Premier Dalton McGuinty has been pushing a reluctant Ontario government to block the walkouts by elementary school teachers that are set to begin on Monday.
Sources told The Globe and Mail that most Liberal MPPs are reticent to heat up the battle with teachers over the controversial Bill 115. But the Premier is one of a handful of hawks, also said to include Education Minister Laurel Broten, more disposed toward using the powers granted by that legislation to thwart plans for a series of rotating one-day strikes.
Ms. Broten is to announce Thursday morning whether the government will take pre-emptive action against the Elementary Teachers’ Federation of Ontario, which has announced that teachers at the Timmins-based North East school board and the Avon Maitland board, in Stratford, will be the first to walk out on Dec. 10.
Sources said that the union representing elementary-school teachers is planning walkouts in every public school board in the province, reaching two districts every day over the two weeks leading up to the Christmas holidays.
In a sign of the divisions within the Liberal caucus, which has not met since mid-November, most Liberal MPPs have been kept in the dark about whether the government will intervene. That includes leadership candidates vying to replace Mr. McGuinty as Premier, several of whom have expressed discomfort with the government’s hard-line stance in this year’s labour negotiations.
Mr. McGuinty, who built a now-tarnished legacy on labour peace in education, has himself previously called the fight “regrettable” and said that in retrospect he should have done more to “reach out.” But on Wednesday, he urged teachers to keep the dispute out of the classroom.

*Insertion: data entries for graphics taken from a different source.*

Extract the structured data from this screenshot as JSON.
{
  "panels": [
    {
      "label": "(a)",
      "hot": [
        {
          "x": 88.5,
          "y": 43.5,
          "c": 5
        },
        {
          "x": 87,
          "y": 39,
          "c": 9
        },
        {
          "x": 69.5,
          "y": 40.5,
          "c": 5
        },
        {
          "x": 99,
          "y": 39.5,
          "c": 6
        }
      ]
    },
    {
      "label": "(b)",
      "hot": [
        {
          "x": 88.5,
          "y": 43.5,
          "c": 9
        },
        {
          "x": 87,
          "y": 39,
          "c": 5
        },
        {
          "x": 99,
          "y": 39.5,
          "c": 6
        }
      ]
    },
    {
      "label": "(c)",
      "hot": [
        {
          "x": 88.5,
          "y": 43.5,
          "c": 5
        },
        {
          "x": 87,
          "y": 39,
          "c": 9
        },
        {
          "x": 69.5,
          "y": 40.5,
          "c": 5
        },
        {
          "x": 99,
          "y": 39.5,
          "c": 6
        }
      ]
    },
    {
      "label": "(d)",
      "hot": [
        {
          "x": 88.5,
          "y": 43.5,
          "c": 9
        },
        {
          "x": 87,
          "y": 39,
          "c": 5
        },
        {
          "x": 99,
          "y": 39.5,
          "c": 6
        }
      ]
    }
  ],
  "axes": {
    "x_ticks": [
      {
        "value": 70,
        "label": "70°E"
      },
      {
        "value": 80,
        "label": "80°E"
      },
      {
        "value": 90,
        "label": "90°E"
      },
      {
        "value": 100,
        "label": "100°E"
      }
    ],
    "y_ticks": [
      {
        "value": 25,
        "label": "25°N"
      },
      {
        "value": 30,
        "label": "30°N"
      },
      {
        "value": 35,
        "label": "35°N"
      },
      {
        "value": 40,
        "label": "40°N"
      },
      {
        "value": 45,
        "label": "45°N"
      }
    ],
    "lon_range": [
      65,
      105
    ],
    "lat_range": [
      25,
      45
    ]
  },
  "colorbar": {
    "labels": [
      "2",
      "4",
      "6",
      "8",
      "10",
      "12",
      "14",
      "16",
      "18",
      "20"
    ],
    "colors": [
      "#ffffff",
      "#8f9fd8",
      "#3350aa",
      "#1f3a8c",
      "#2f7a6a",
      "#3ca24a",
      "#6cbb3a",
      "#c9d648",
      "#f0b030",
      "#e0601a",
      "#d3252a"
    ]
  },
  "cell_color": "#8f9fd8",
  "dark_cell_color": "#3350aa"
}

“If we can’t resolve this at the table, then let’s not try to resolve it inside our schools,” Mr. McGuinty said shortly before the date of the first walkout was announced.
If the government blocks the strike action, it will likely cite safety concerns for younger students whose parents might not be able to arrange suitable alternate plans, even with the 72-hour notice that the ETFO has promised to provide.

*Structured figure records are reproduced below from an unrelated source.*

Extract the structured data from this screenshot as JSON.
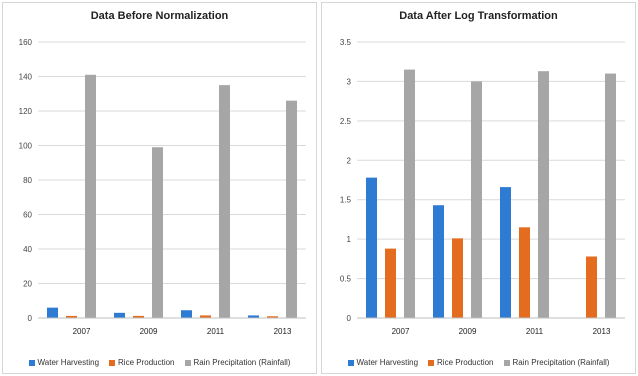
{
  "chart_data": [
    {
      "type": "bar",
      "title": "Data Before Normalization",
      "categories": [
        "2007",
        "2009",
        "2011",
        "2013"
      ],
      "series": [
        {
          "name": "Water Harvesting",
          "color": "#2e7bd3",
          "values": [
            6,
            3,
            4.5,
            1.5
          ]
        },
        {
          "name": "Rice Production",
          "color": "#e36c1f",
          "values": [
            1.2,
            1.2,
            1.5,
            1
          ]
        },
        {
          "name": "Rain Precipitation (Rainfall)",
          "color": "#a6a6a6",
          "values": [
            141,
            99,
            135,
            126
          ]
        }
      ],
      "yticks": [
        "0",
        "20",
        "40",
        "60",
        "80",
        "100",
        "120",
        "140",
        "160"
      ],
      "ylim": [
        0,
        160
      ],
      "xlabel": "",
      "ylabel": "",
      "grid": true,
      "legend": "bottom"
    },
    {
      "type": "bar",
      "title": "Data After Log Transformation",
      "categories": [
        "2007",
        "2009",
        "2011",
        "2013"
      ],
      "series": [
        {
          "name": "Water Harvesting",
          "color": "#2e7bd3",
          "values": [
            1.78,
            1.43,
            1.66,
            0
          ]
        },
        {
          "name": "Rice Production",
          "color": "#e36c1f",
          "values": [
            0.88,
            1.01,
            1.15,
            0.78
          ]
        },
        {
          "name": "Rain Precipitation (Rainfall)",
          "color": "#a6a6a6",
          "values": [
            3.15,
            3.0,
            3.13,
            3.1
          ]
        }
      ],
      "yticks": [
        "0",
        "0.5",
        "1",
        "1.5",
        "2",
        "2.5",
        "3",
        "3.5"
      ],
      "ylim": [
        0,
        3.5
      ],
      "xlabel": "",
      "ylabel": "",
      "grid": true,
      "legend": "bottom"
    }
  ]
}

Elementary teachers have endorsed a plan to walk out anyway, in a day of protest, should the government move to block their strike.
About 1,000 teachers plan to picket schools and head offices at Avon Maitland and Ontario North East. Ted Doherty, director of education at Avon Maitland, said that principals and other administrators will be present in order to assist any children who may show up at school.
Elementary teachers aren’t the only ones angry at Bill 115. High school teachers, who have been on work-to-rule for nearly a month, are escalating their job action by stopping extra-curricular activities such as clubs, sports and fundraisers.
That could potentially lead to lockouts, if school boards decide that the actions of the Ontario Secondary School Teachers’ Federation make it impossible to keep classrooms open.
Negotiations between the province and elementary teachers were particularly strained from the start, with the union leaving the provincial bargaining table in February.
Bill 115, which was introduced in August, stipulates that new contracts will be imposed by the government if they are not signed by Dec. 31. Using as a framework a deal reached with the Ontario English Catholic Teachers’ Association, which ends the “banking” of sick days and will require teachers to take unpaid days off, it sets out specific requirements for any agreements between school boards and local bargaining units reached before that deadline.
The opposition Progressive Conservatives, whose support allowed Bill 115 to pass in September, have repeatedly called on Ms. Broten to invoke its provisions allowing her to block strike actions. Meanwhile, NDP Leader Andrea Horwath said Wednesday that her party would repeal the legislation – which teachers plan to challenge in court – if elected.
Mr. McGuinty has defended Bill 115 as necessary to allow the government to preserve programs such as full-day kindergarten and smaller class sizes while tackling a $14.4-billion deficit.